Le beau-frère a reconnu quatre ou cinq événements: des touchers, des caresses et des baisers. Il se souvient de la première fois quand il lui a demandé de s'asseoir sur lui et si elle voulait qu'il lui prenne les seins. Il a interprété son silence comme un acquiescement et l'a touchée. Ces gestes se sont répétés à quelques occasions et le manège a stoppé quand son épouse l'a surpris étendu et collé avec sa belle-soeur en train de regarder la télévision.

L'épouse a gardé le silence pendant quelques jours. La tension était à couper au couteau et une discussion provoquée par l'accusé s'est conclue par le pardon de la femme qui a passé l'éponge et l'a prévenu qu'une récidive entraînerait la rupture immédiate de leur foyer.

Les relations avec la famille de l'épouse et de la victime se sont détériorées encore un peu plus et l'épouse a graduellement pris ses distances. À la mort récente des parents, une réunion de famille a relancé le débat et des lettres de chantage ont été envoyées par la victime qui demandait à sa soeur et son mari de renoncer à leur part d'héritage en sa faveur. Le couple n'a pas obtempéré et les plaintes ont été faites à la police.

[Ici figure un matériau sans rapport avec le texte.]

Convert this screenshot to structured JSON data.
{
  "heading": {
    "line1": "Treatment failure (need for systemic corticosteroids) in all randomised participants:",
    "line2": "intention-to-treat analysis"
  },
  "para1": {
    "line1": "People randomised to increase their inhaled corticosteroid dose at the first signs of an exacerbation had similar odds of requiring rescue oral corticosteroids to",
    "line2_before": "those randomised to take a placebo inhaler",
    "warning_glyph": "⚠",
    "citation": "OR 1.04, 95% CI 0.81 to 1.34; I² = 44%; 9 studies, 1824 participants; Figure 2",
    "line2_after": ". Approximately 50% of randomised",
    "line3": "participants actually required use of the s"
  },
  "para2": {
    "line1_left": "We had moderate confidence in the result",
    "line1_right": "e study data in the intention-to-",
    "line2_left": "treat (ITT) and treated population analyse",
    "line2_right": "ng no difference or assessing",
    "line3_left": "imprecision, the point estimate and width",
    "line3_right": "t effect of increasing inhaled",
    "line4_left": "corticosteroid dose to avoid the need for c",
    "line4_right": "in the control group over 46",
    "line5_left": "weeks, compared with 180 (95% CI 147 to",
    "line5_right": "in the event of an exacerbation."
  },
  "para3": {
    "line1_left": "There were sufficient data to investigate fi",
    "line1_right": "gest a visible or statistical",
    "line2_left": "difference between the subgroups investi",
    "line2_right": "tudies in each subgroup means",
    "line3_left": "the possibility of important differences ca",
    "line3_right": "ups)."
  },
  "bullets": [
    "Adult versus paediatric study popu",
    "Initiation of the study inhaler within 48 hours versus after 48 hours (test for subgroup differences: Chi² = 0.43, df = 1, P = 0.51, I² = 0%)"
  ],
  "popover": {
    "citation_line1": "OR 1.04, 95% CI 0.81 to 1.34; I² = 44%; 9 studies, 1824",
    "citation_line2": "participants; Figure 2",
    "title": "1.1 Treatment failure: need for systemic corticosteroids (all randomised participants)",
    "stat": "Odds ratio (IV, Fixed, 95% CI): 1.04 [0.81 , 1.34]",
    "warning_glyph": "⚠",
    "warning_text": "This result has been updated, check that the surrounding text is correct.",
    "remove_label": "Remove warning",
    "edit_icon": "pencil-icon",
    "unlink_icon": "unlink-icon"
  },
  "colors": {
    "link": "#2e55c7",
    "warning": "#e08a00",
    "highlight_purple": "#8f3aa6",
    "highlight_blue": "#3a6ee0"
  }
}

Le beau-frère agresseur a longuement épilogué sur les rapports inamicaux et même malsains entre les membres de sa belle-famille. Pendant son témoignage, les membres de sa belle-famille étaient assis dans la salle, l'air renfrogné et les bras croisés. Le couple n'a plus aucun contact avec l'autre partie de la famille depuis la mort des aînés.

Le juge Rosaire Larouche de la Cour du Québec a reçu la plaidoyer de culpabilité du beau-frère sur l'accusation d'abus et reviendra le 31 janvier avec les verdicts sur les autres chefs plus graves qui ont fait l'enjeu d'un procès de deux jours.